After studying and working together in real-world applications of cell culture as part of Gloucester High School’s new BioTrek program, about 150 students heard Thursday how what they learned could lead to a career in biotech.
As part of the career programming aspect of BioTrek, a program that focuses on teaching students about cutting-edge advanced manufacturing and biofabrication, officials of the Gloucester Marine Genomics Institute and its Gloucester Biotechnology Academy were at the school to present to the students, mostly freshmen.
Matt Long, the education and workforce development program coordinator at ARMI, which stands for Advanced Regenerative Manufacturing Institute, and its BioFabUSA program in Manchester, New Hampshire, said he got involved with Gloucester High through its partnership with GMGI and its workforce development initiatives.

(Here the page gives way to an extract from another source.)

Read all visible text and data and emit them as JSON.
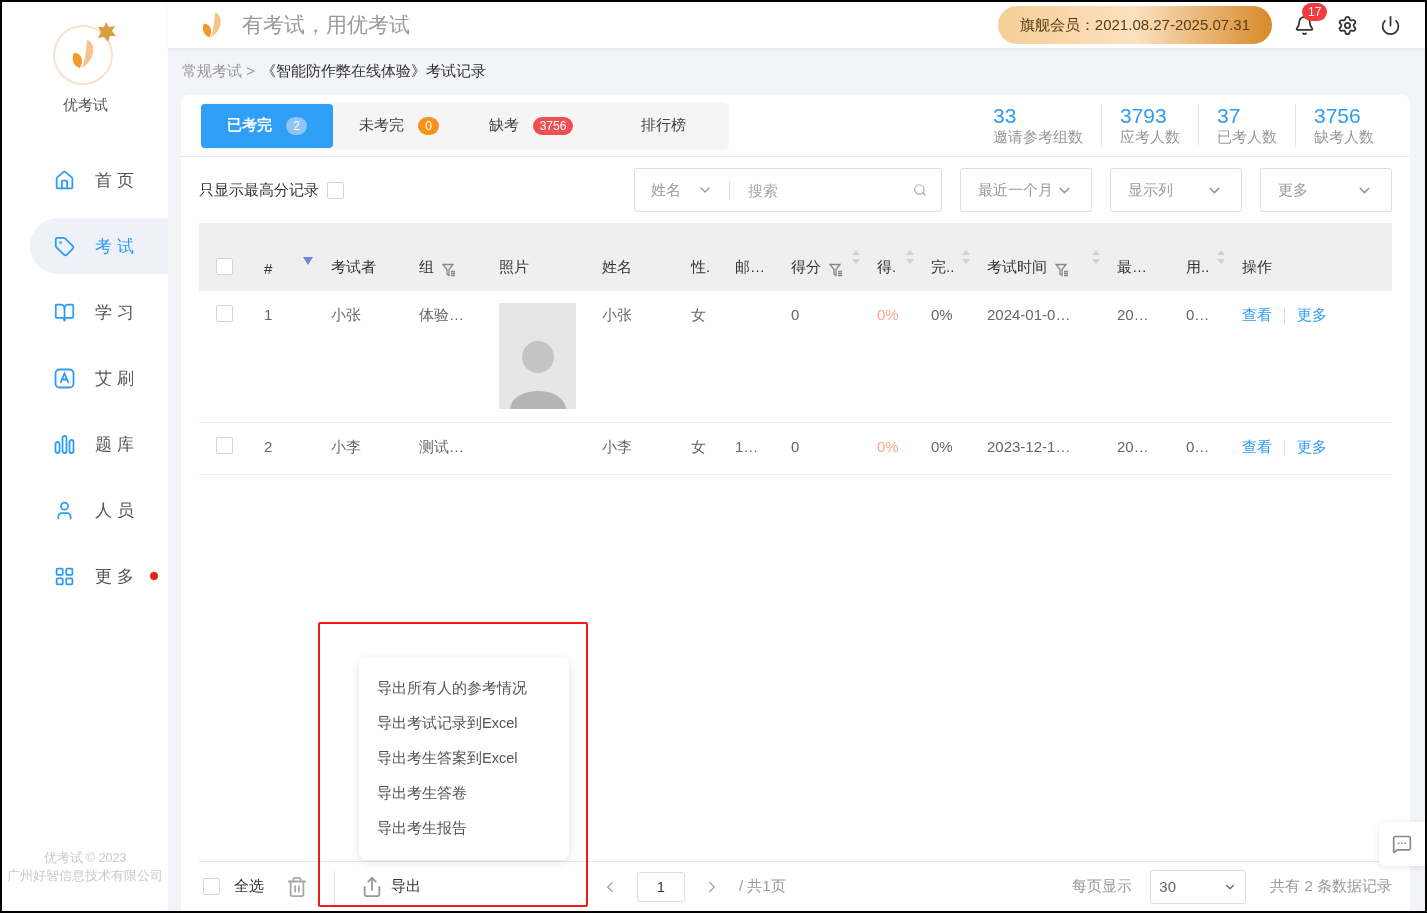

“It felt like a natural fit to bring our BioTrek program to Gloucester High School,” said Long. “We have been piloting this project-based, career-focused biofabrication curriculum in high schools through New Hampshire and this is our first one in Massachusetts.”
“These students did so well,” Long said. “They excelled in this program. They really grabbed it by the horns and engaged in all of the different opportunities it presented, from developing business models to digging into the cutting-edge science. They did really, really well.”
The program also taught students workforce and collaboration skills, the understanding of the science, and about a possible career in life sciences here on Cape Ann, said Gloucester High biology and biotech teacher Eric Leigh.
The program had students working in small groups to identify a problem in society. They then learned about biofabrication to come up with a solution, such as creating a replacement cell, tissue or organ. The students also came up with a business model for their product.
One student in the program was freshman Lexi Thomas, 15, whose group Bio Baby developed a biological way for premature babies to develop.
“We came up with a plan to almost like keep the growth and development factors that the baby needs to keep growing, but outside of the mother so it causes no harm to the mother while also developing the baby in a healthy way,” Thomas said.
“We didn’t win, but our group had a lot of fun doing it,” Thomas added. “It was a great program. I felt it was really useful, helpful in all the learning and I really enjoyed doing it.”
Leigh said the all biology classes at the high school worked together in real-world applications of cell culture, including tissue culture and on possible cures for organ replacement.
Leigh said the students spent 2 1/2 weeks developing their ideas before pitching them to their class and teachers and later to industry experts.
The group Bushfield Biotech, made up of freshmen Jeremiah Bushfield, Foster Bairstow, Aidan Woods and Haven Doud, won the competition.
“Our project was about manufacturing skin for skin cancer patients and it could also help with burn victims,” Bushfield said.
What impressed the judges?
“I think our slide show was really well done and we worked really well together as a team along with having a good drive for winning,” he said.
Chris Bolzan, GMGI’s executive director, helped judge the pitch competition Tuesday.
She also pitched the idea of GMGI’s Biotechnology Academy to the BioTrek participants.
“This program has enabled local high school graduates, the age range is about 18 to 30, to be trained to become biotechnology lab technicians. and our students go on to work in labs all across the state, in Boston, in Cambridge, and this year there are students elsewhere.”
John Doyle, Ph.D., the education director, spoke about the vocational training program for high school graduates and STEM enrichment courses in the summer for students for ages 13 to 18.
The program for high school graduates takes place over 10 months, seven at the academy working in the lab, and three at a paid internship at a company. The average salary for graduates is $45,000 a year to start, he said.
“I thought it was interesting,” Thomas said of the Biotechnology Academy’s pitch to students. “I didn’t know that it did so many things for the community and so many things for people that actually want to pursue that type of career.”
An open house for GMGI’s Biotechnology Academy, located at 55 Blackburn Center, is scheduled for May 10, 3 to 5 p.m.